Frito Bandito – He was the mascot for Frito’s Corn Chips from 1967 to 1971, voiced by Mel Blanc and sounding very much like Speedy Gonzales, another moderately racist and overly stereotyped character based on 1960s white America’s idea of a Mexican. He spoke very little English and was on the run from the Frito Bureau of Investigation. He originally had a gold tooth, which was nixed after complaints from the National Mexican-American Anti-Defamation Committee.
“Where’s the Beef” Lady – She was the most popular grouchy granny of 1984, but her stint as pitch lady for Wendy’s restaurants ended in 1985 when she apparently found the beef in Prego pasta sauce. That’s when Wendy’s fired then 83-year-old Clara Peller for conflict of interest, and the restaurant’s sales went into a two year slump. Peller passed away in 1987 at the age of 85.
Taco Bell Dog – Yet another Mexican stereotype, the oh-so-cute chihuahua with the Latin accent was Taco Bell’s best weapon in the burger wars of the day. Originally cast in the role of “girlfriend”, Gidget was the face of Taco Bell for three years after a last-minute casting change. That’s right, Gidget. The Taco Bell Dog was a girl. Taco Bell stopped the campaign in 1999 among legal troubles with the ad campaign’s original creators.

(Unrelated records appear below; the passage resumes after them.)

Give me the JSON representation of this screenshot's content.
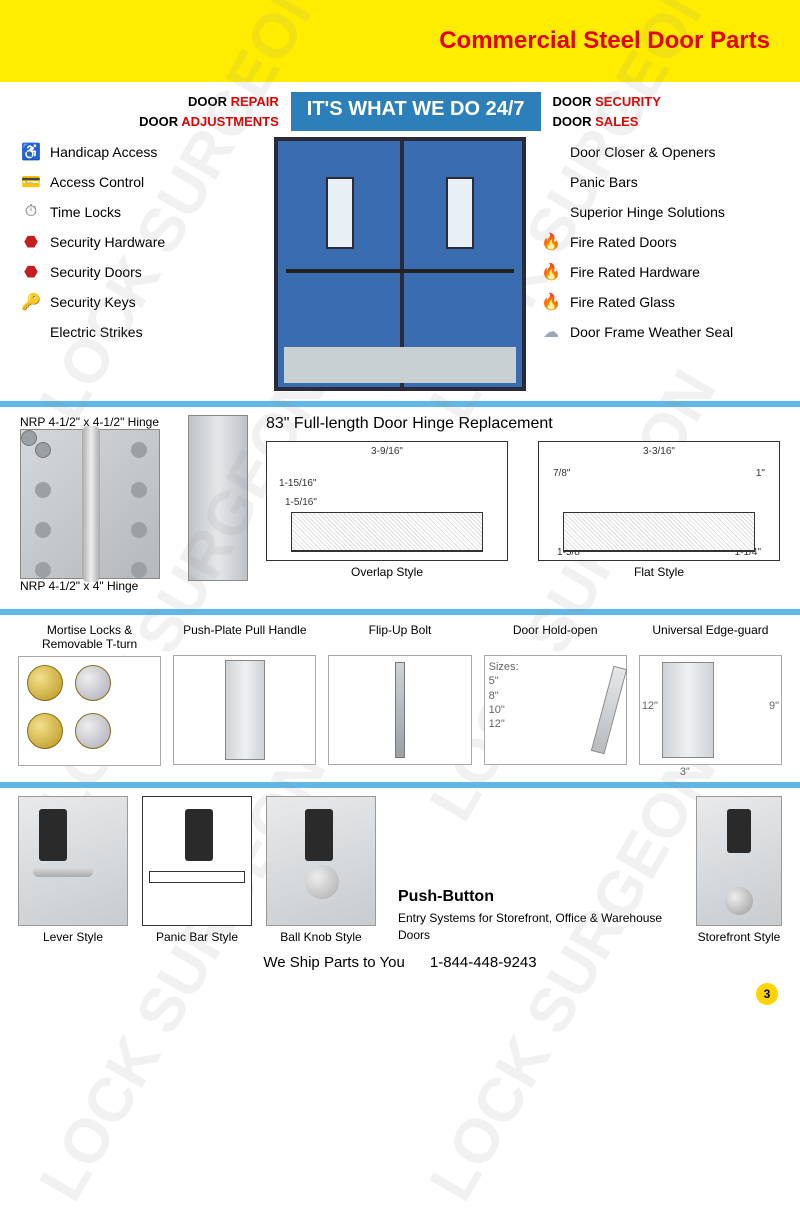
{
  "header": {
    "title": "Commercial Steel Door Parts",
    "band_color": "#ffec00",
    "title_color": "#e60000"
  },
  "services": {
    "left": [
      {
        "prefix": "DOOR ",
        "red": "REPAIR"
      },
      {
        "prefix": "DOOR ",
        "red": "ADJUSTMENTS"
      }
    ],
    "tagline": "IT'S WHAT WE DO 24/7",
    "right": [
      {
        "prefix": "DOOR ",
        "red": "SECURITY"
      },
      {
        "prefix": "DOOR ",
        "red": "SALES"
      }
    ]
  },
  "features_left": [
    {
      "icon": "♿",
      "icon_color": "#1759b5",
      "label": "Handicap Access"
    },
    {
      "icon": "💳",
      "icon_color": "#e6a817",
      "label": "Access Control"
    },
    {
      "icon": "⏱",
      "icon_color": "#666",
      "label": "Time Locks"
    },
    {
      "icon": "⬣",
      "icon_color": "#c41e1e",
      "label": "Security Hardware"
    },
    {
      "icon": "⬣",
      "icon_color": "#c41e1e",
      "label": "Security Doors"
    },
    {
      "icon": "🔑",
      "icon_color": "#888",
      "label": "Security Keys"
    },
    {
      "icon": "",
      "icon_color": "#888",
      "label": "Electric Strikes"
    }
  ],
  "features_right": [
    {
      "icon": "",
      "label": "Door Closer & Openers"
    },
    {
      "icon": "",
      "label": "Panic Bars"
    },
    {
      "icon": "",
      "label": "Superior Hinge Solutions"
    },
    {
      "icon": "🔥",
      "icon_color": "#ff6a00",
      "label": "Fire Rated Doors"
    },
    {
      "icon": "🔥",
      "icon_color": "#ff6a00",
      "label": "Fire Rated Hardware"
    },
    {
      "icon": "🔥",
      "icon_color": "#ff6a00",
      "label": "Fire Rated Glass"
    },
    {
      "icon": "☁",
      "icon_color": "#9aa8b5",
      "label": "Door Frame Weather Seal"
    }
  ],
  "section2": {
    "hinge_top": "NRP 4-1/2\" x 4-1/2\" Hinge",
    "hinge_bottom": "NRP 4-1/2\" x 4\" Hinge",
    "title83": "83\" Full-length Door Hinge Replacement",
    "diagram1": {
      "label": "Overlap Style",
      "dims": {
        "top": "3-9/16\"",
        "inner": "1-15/16\"",
        "bottom": "1-5/16\""
      }
    },
    "diagram2": {
      "label": "Flat Style",
      "dims": {
        "top": "3-3/16\"",
        "left": "7/8\"",
        "right": "1\"",
        "botleft": "1-5/8\"",
        "botright": "1-1/4\""
      }
    }
  },
  "section3": [
    {
      "title": "Mortise Locks & Removable T-turn",
      "kind": "cylinders"
    },
    {
      "title": "Push-Plate Pull Handle",
      "kind": "pushplate"
    },
    {
      "title": "Flip-Up Bolt",
      "kind": "flipbolt"
    },
    {
      "title": "Door Hold-open",
      "kind": "holdopen",
      "sizes_label": "Sizes:",
      "sizes": [
        "5\"",
        "8\"",
        "10\"",
        "12\""
      ]
    },
    {
      "title": "Universal Edge-guard",
      "kind": "edgeguard",
      "dim_h": "12\"",
      "dim_h2": "9\"",
      "dim_w": "3\""
    }
  ],
  "section4": {
    "styles": [
      {
        "label": "Lever Style",
        "kind": "lever"
      },
      {
        "label": "Panic Bar Style",
        "kind": "panic"
      },
      {
        "label": "Ball Knob Style",
        "kind": "knob"
      }
    ],
    "pushbutton": {
      "title": "Push-Button",
      "desc": "Entry Systems for Storefront, Office & Warehouse Doors"
    },
    "storefront_label": "Storefront Style"
  },
  "footer": {
    "ship": "We Ship Parts to You",
    "phone": "1-844-448-9243",
    "page": "3"
  },
  "watermark_text": "LOCK SURGEON",
  "colors": {
    "accent_blue": "#2c7fb8",
    "sep_blue": "#5fb8e8"
  }
}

Erin Esurance – The pink-haired spy girl that got Esurance noticed appeared in over thirty commercials. She was meant to appeal to males ages 18 to 25, and that she did. As luck would have it, guys in that age bracket also have dirty minds, and with the advent of better consumer-level editing software, many began to make pornographic versions of Erin. When search results without content filters started returning more pornographic images than genuine images, the company stopped the campaign.
The Noid – The Noid would try his best to keep you from getting your crappy pizza in thirty minutes or less (by the way, a later ad campaign by Domino’s would focus on the fact that their pizza had been crappy for years). On January 30, 1989, a man named Kenneth Noid concluded that the ads were in fact a personal attack on him, so he walked into one of the chain’s restaurants in Atlanta with a .357 Magnum and held the employees hostage for over five hours. His demands were $100,000, getaway transportation, and a copy of “The Widow’s Son” by Robert Anton Wilson. Everyone was OK in the end, and the police chief made a statement that the suspect was “para-Noid” (See what he did there?).
California Raisins – How this ad campaign escaped being labeled racist is anyone’s guess. These commercials featured anywhere from four to ten anthropomorphized and very African-American looking raisins signing blues standards and Motown songs. They released four albums and even charted with one. Originally created for the California Raisin Advisory Board (What kind of raisin advice can there be to give?), these little guys ended up pitching for Post Raisin Bran and Hardees.
Joe Camel – With his own line of clothes, backpacks, glassware, and toys, Joe made Camel a household name from 1987 to 1997. Smiling in his blacked-out Wayfarers and with his vagina-like mouth, he became just as well-known by six year olds as Mickey Mouse. Not that Joe was worried about the competition, because the Disney rodent stopped selling cigarettes years before. Mangini v. R. J. Reynolds Tobacco Company put an end to the campaign however, when the tobacco company agreed to settle out of court and stop shilling nicotine to children.
King Ding Dong – Can we all just agree from the start than no mascot intended for children should be named “King Ding Dong?” It’s already bad enough they chose such a sophomorically suggestive name for their snack cakes, “Some Ho-Ho ate my Ding Dong, Honey Bun.” The King left the building sometime in the 1980s, although if Starkist can bring back a Beatnik fish that only dreams of being slaughtered and canned, it’s not impossible to imagine the King regaining his throne.